Damit scheint eine durchaus denkbare juristische Auseinandersetzung über die Rückabwicklung des Geschäftes und einen Ausstieg aus den damals an Verkauf gekoppelten, noch bis Ende 2023 gültigen Beleuchtungsverträgen, durchaus als möglich. Allerdings nur unter der Voraussetzung, dass die noch ausstehende Kaufpreisforderung „angemessen” ausfallen wird.

Prinzipiell hat die Verwaltung ein großes Interesse an dem Erwerb der insgesamt rund 6350 Laternen im Stadtgebiet, und das aus mehreren Gründen. So entpuppte sich beispielsweise die vor Vertragsabschluss aufgestellte Berechnung zur Schuldenreduzierung, für die der Erlös eingesetzt wurde, aufgrund falsch angesetzter Zinsberechnungen als nicht haltbar.

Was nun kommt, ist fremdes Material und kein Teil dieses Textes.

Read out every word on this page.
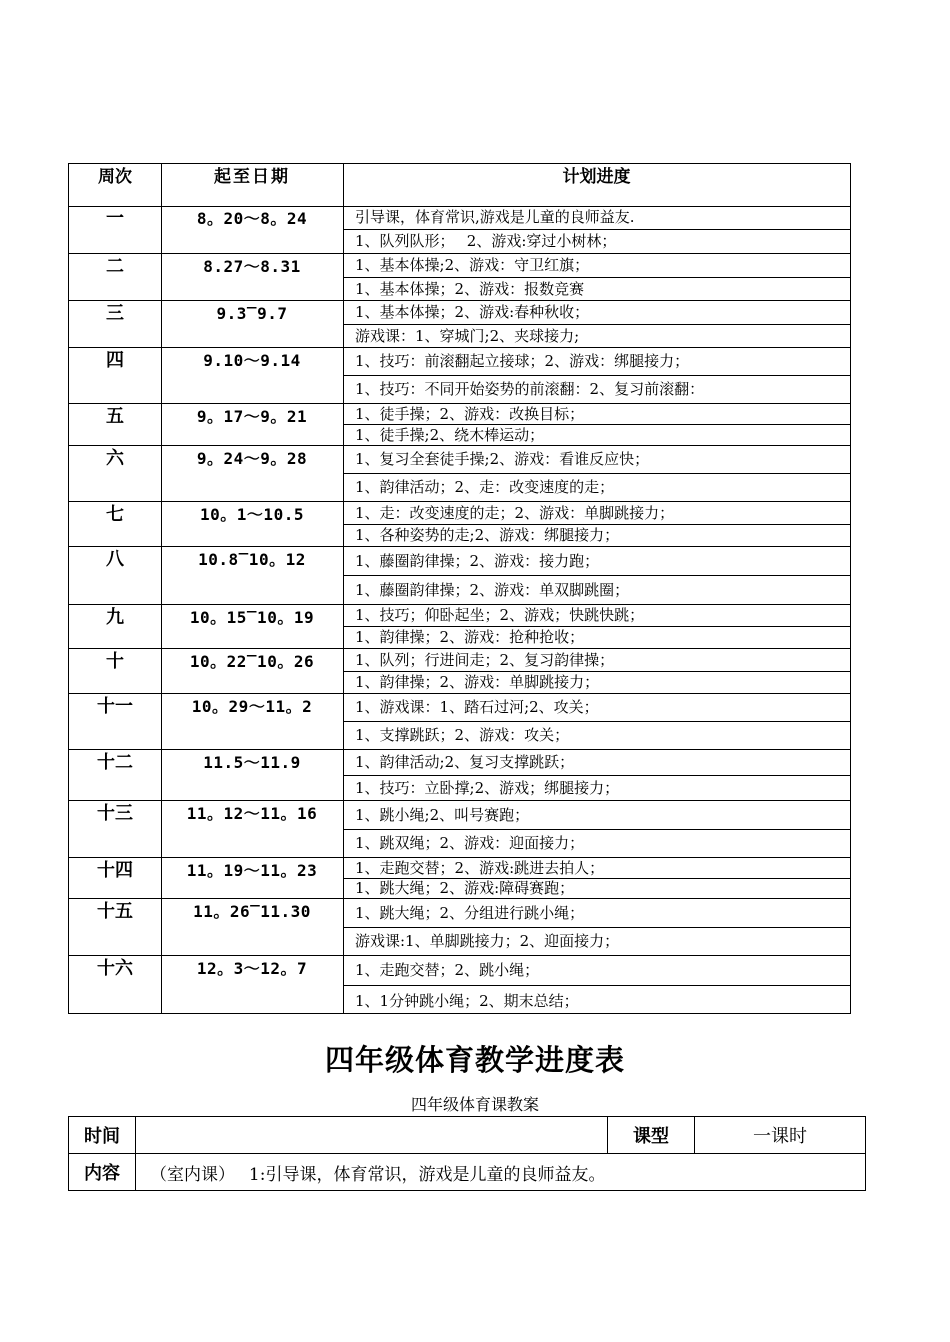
周次	起至日期	计划进度
一	8。20～8。24	引导课，体育常识,游戏是儿童的良师益友.
1、队列队形；　 2、游戏:穿过小树林；
二	8.27～8.31	1、基本体操;2、游戏：守卫红旗；
1、基本体操；2、游戏：报数竞赛
三	9.3‾9.7	1、基本体操；2、游戏:春种秋收；
游戏课：1、穿城门;2、夹球接力;
四	9.10～9.14	1、技巧：前滚翻起立接球；2、游戏：绑腿接力；
1、技巧：不同开始姿势的前滚翻：2、复习前滚翻：
五	9。17～9。21	1、徒手操；2、游戏：改换目标；
1、徒手操;2、绕木棒运动；
六	9。24～9。28	1、复习全套徒手操;2、游戏：看谁反应快；
1、韵律活动；2、走：改变速度的走；
七	10。1～10.5	1、走：改变速度的走；2、游戏：单脚跳接力；
1、各种姿势的走;2、游戏：绑腿接力；
八	10.8‾10。12	1、藤圈韵律操；2、游戏：接力跑；
1、藤圈韵律操；2、游戏：单双脚跳圈；
九	10。15‾10。19	1、技巧；仰卧起坐；2、游戏；快跳快跳；
1、韵律操；2、游戏：抢种抢收；
十	10。22‾10。26	1、队列；行进间走；2、复习韵律操；
1、韵律操；2、游戏：单脚跳接力；
十一	10。29～11。2	1、游戏课：1、踏石过河;2、攻关；
1、支撑跳跃；2、游戏：攻关；
十二	11.5～11.9	1、韵律活动;2、复习支撑跳跃；
1、技巧：立卧撑;2、游戏；绑腿接力；
十三	11。12～11。16	1、跳小绳;2、叫号赛跑；
1、跳双绳；2、游戏：迎面接力；
十四	11。19～11。23	1、走跑交替；2、游戏:跳进去拍人；
1、跳大绳；2、游戏:障碍赛跑；
十五	11。26‾11.30	1、跳大绳；2、分组进行跳小绳；
游戏课:1、单脚跳接力；2、迎面接力；
十六	12。3～12。7	1、走跑交替；2、跳小绳；
1、1分钟跳小绳；2、期末总结；
四年级体育教学进度表
四年级体育课教案
时间		课型	一课时
内容	（室内课）　 1:引导课，体育常识，游戏是儿童的良师益友。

Zudem haben Vertragsklauseln, die eine jährliche Anpassung des Beleuchtungsvertrags aufgrund der Steigerung von Personal- und Stromkosten vorsehen, dazu geführt, dass die Stadt immer höhere Beträge an die EWV überweisen muss. Als besonders pikant gilt zudem der Umstand, dass die EWV als Betreiberin der Straßenbeleuchtung selbst auch als Stromlieferant auftritt.

Haushaltstechnische Probleme mit der Kommunalaufsicht fürchtet Wolfgang Zimdars trotz des aufzubringenden Kaufpreises nicht. „Einer Vermögenserhöhung durch Kauf der Beleuchtungsanlagen steht eine Kreditaufnahme in gleicher Höhe gegenüber. Das Eigenkapital bleibt also unverändert”, so der Kämmerer in seinem Bericht für Hauptausschuss und Rat. Gleichzeitig werde die laufende Wirtschaftlichkeit verbessert, was „nicht nur haushaltstechnisch zulässig, sondern ausgesprochen sinnvoll” sei.

Man darf gespannt sein auf die konkrete Kaufpreisforderung der EWV. Von ihr wird abhängen, ob die Verhandlungen in absehbarer Zeit mit einer Einigung abgeschlossen werden können.